Monday, January 12, 2009
While preparing for tomorrow's lecture on crisis communications, I came across this clip from an interview I did on CTV Newsnet in the weeks following the federal election in October. The real secret behind this interview is that my two teenage boys were sitting off camera and threatening to yell and scream just to see how I reacted during the interview...oh the joys of parenthood! The camera guy loved it.
My key point is that political parties, just like organizations, must find a competitive strategic point of differentiation and their leaders must reflect that differentiation as well.
Sunday, January 4, 2009
I'm thinking about developing a series of Canadian public relations case studies that could be used at both the undergraduate/post-grad and masters level. But to do that, I need to write the cases with organizations that are willing to put themselves forward as 'best practices' -- you know from my writings on Maple Leaf Foods that they are a natural for the Crisis Communications case study. So who do you think are the candidates for this publication?
Friday, January 2, 2009
The Canadian Press today announced that Maple Leaf Foods CEO, Michael McCain, was named their 2008 Newsmaker of the Year for his handling of the listeria recall (see story in today's Waterloo Region Record http://news.therecord.com/Business/article/466063). The annual survey of Canadian editors and broadcasters stated that McCain "showed both genuine compassion and cutthroat business sense, and helped Maple Leaf Foods Inc. emerge relatively unscathed from one of the worst foodborne illness outbreaks in Canadian history."

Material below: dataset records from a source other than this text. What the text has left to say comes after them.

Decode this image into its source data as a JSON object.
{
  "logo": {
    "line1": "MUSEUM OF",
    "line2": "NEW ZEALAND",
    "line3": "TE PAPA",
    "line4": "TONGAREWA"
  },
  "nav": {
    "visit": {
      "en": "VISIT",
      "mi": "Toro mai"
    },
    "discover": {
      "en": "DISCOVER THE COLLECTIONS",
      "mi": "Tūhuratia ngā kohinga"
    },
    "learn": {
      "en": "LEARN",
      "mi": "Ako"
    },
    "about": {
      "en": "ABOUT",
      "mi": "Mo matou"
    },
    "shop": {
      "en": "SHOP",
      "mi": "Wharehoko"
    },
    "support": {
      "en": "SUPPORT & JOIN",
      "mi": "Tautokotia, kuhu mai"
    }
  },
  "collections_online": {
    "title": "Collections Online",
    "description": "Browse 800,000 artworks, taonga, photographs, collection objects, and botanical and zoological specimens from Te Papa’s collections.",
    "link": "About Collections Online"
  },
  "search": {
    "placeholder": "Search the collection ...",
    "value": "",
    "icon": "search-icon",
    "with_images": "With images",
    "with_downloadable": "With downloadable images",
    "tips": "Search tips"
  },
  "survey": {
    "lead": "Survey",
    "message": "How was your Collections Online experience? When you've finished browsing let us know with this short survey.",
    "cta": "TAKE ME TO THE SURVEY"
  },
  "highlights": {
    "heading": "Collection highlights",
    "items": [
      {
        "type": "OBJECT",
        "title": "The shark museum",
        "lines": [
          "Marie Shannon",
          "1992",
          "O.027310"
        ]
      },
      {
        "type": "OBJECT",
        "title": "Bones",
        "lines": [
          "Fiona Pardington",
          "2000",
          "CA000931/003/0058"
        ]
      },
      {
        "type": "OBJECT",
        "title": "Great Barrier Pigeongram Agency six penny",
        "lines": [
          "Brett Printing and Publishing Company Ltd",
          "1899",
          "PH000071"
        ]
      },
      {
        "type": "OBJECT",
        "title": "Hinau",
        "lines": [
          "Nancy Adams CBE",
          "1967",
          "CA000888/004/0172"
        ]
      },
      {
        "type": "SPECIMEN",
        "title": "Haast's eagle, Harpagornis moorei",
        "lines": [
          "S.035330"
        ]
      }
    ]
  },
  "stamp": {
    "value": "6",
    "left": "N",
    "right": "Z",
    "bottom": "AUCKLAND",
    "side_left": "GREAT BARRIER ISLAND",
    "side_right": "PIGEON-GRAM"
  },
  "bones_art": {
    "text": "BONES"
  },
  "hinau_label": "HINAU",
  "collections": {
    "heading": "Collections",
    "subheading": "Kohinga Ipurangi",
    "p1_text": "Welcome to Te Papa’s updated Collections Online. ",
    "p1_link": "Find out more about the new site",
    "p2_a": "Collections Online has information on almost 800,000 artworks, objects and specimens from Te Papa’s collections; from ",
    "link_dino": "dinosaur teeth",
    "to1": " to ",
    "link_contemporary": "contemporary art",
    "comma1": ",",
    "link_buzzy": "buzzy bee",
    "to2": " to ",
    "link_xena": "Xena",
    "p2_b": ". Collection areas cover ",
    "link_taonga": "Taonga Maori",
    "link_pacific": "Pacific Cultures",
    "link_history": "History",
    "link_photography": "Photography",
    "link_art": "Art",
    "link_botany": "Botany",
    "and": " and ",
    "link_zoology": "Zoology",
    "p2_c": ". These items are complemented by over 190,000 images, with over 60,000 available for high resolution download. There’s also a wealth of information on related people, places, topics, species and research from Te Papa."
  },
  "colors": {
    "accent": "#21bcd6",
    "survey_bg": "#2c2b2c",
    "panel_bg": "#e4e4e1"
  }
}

From my analysis and assessment of their initial and continuing response to this crisis, I predicted in early September that not only would the company survive this tragedy but that it would be stronger and more focused on their core operations when the dust settled. In those early days I observed a number of critical variables that I believe MLF had institutionalized prior to the outbreak that predicted a successful recovery: strong crisis leadership, a participative culture, strategic public relations management capabilities and a crisis mindset that demonstrated that crises are a fact of everyday life.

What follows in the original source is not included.